Pemerintah Indonesia, katanya, harus malu karena banyak negara lain telah memperhatikan korban pelanggaran di masa lalu.

 

Stigmatisasi dan diskriminasi

 

Menurut Bedjo, korban masih menghadapi stigmatisasi, terutama dari militer Indonesia, yang tidak ingin kasus itu diselidiki lebih lanjut.

Banyak anggota keluarga korban penindasan masih belum bisa menjadi pegawai negeri sipil, polisi atau militer.

Seperti banyak lainnya, kartu identitas Bedjo mencantumkannya sebagai mantan tahanan, sehingga sulit mencari pekerjaan.
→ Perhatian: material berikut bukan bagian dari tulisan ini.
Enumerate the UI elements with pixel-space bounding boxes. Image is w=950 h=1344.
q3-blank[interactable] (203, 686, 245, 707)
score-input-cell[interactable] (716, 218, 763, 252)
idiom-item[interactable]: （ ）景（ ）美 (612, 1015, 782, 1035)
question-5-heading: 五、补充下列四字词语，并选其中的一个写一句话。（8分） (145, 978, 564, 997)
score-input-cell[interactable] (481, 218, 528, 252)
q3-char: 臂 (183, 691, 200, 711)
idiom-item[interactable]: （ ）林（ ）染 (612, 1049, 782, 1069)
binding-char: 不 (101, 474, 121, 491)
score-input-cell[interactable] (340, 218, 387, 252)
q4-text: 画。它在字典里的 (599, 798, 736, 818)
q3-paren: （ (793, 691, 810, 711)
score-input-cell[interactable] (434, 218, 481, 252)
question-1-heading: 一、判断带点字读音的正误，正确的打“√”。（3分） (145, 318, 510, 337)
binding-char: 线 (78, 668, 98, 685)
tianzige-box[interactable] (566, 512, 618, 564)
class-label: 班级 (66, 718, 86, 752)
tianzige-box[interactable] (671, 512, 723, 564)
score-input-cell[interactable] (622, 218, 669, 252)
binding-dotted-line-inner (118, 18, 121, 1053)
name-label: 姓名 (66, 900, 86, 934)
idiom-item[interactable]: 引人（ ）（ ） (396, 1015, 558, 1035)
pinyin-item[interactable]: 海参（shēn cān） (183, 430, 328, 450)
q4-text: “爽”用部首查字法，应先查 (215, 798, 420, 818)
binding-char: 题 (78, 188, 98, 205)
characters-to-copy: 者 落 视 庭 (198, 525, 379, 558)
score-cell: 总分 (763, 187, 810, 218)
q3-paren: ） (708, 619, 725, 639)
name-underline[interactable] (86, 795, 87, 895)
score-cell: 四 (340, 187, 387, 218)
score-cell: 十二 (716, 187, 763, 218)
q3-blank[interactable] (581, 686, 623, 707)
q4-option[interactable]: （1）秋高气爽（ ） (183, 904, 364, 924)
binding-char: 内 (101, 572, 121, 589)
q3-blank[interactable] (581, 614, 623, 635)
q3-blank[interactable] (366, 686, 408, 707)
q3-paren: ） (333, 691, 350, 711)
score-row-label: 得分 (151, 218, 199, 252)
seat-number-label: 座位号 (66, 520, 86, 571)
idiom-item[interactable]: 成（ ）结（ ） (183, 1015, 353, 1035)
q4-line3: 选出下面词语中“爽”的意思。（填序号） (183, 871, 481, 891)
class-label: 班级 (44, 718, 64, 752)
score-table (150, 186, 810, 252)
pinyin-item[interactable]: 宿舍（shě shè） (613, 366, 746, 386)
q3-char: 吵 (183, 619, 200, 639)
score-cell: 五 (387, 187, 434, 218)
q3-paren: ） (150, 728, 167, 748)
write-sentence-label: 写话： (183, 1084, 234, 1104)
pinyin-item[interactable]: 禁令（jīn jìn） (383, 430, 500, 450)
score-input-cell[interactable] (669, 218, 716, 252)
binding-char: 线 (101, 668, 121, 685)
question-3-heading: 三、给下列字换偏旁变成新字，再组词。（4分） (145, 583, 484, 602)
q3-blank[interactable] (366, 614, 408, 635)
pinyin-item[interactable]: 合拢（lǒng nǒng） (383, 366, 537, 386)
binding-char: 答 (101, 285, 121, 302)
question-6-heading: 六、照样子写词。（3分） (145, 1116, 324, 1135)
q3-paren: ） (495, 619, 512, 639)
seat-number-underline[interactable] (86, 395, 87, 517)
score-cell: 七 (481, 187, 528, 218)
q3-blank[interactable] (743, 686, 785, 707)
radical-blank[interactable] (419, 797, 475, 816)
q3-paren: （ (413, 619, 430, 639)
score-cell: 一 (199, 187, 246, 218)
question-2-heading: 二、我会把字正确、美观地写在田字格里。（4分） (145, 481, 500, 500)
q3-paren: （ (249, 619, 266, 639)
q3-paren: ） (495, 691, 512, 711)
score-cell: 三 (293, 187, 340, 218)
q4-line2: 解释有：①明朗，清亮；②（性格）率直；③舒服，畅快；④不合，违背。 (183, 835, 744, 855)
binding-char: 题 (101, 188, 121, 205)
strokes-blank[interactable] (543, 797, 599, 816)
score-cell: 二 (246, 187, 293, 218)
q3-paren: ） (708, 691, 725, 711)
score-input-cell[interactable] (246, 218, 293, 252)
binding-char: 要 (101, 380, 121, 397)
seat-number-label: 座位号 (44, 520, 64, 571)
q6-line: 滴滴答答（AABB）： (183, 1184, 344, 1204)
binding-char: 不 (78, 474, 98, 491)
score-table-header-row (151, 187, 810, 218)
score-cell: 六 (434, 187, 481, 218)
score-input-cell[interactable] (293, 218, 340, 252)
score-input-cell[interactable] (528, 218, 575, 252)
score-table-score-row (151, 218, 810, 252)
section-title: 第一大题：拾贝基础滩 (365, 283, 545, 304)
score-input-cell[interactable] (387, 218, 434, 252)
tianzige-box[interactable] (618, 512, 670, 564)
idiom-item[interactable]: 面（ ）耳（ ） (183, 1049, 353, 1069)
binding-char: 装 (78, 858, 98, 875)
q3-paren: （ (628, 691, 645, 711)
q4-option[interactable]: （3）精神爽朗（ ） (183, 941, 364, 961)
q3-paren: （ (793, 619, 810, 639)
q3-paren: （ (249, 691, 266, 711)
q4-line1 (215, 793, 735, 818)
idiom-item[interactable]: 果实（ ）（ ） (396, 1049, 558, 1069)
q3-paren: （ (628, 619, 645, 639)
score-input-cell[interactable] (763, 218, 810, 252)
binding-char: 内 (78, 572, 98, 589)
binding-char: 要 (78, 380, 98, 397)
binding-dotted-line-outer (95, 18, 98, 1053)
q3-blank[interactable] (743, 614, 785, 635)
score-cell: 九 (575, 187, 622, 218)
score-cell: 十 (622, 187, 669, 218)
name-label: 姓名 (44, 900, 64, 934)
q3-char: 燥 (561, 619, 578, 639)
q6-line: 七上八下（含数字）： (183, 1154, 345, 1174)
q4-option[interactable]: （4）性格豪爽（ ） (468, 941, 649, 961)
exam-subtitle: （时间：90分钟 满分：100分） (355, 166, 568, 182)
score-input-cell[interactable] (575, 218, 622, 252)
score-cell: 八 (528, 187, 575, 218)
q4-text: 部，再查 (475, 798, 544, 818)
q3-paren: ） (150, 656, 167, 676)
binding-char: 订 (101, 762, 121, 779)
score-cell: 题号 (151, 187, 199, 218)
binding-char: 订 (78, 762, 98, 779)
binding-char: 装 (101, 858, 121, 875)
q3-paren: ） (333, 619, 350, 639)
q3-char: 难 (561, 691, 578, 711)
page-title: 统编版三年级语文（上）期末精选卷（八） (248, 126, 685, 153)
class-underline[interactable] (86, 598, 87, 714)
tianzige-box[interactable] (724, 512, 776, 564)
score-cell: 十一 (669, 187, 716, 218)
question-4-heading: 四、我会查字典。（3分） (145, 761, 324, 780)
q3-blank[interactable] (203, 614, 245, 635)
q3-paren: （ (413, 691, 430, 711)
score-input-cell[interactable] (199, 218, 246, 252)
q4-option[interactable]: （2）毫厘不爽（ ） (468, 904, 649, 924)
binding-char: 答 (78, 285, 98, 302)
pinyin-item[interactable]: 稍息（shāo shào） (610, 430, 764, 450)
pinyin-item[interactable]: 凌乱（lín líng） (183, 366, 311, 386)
Untuk bertahan hidup, dia mengar les musik privat.

Anggota militer dan agen intelijen memantau pertemuan para korban, kata Bedjo, dan beberapa peserta terancam serta telepon mereka disadap.

Perjuangan para korban telah dirujuk ke Perserikatan Bangsa-Bangsa.

Bedjo mengatakan bahwa Presiden Joko Widodo tidak menghormati komitmen tahun 2014 untuk menangani ketidakadilan tersebut.

Namun Teten Masduki, kepala staf kepresidenan, mengatakan bahwa Presiden Joko Widodo telah mempertahankan komitmennya untuk mengatasi keluhan historis tersebut melalui cara peradilan dan non-peradilan.

 

Dukungan moral dari gereja

Bedjo mengatakan bahwa gereja telah membantunya sejak dia dijatuhi hukuman, termasuk dengan obat-obatan, pakaian dan makanan.

“Saya berhutang budi kepada gereja,” katanya.

Namun, dia menambahkan bahwa korban perlu mendapatkan bantuan moral dan finansial selanjutnya.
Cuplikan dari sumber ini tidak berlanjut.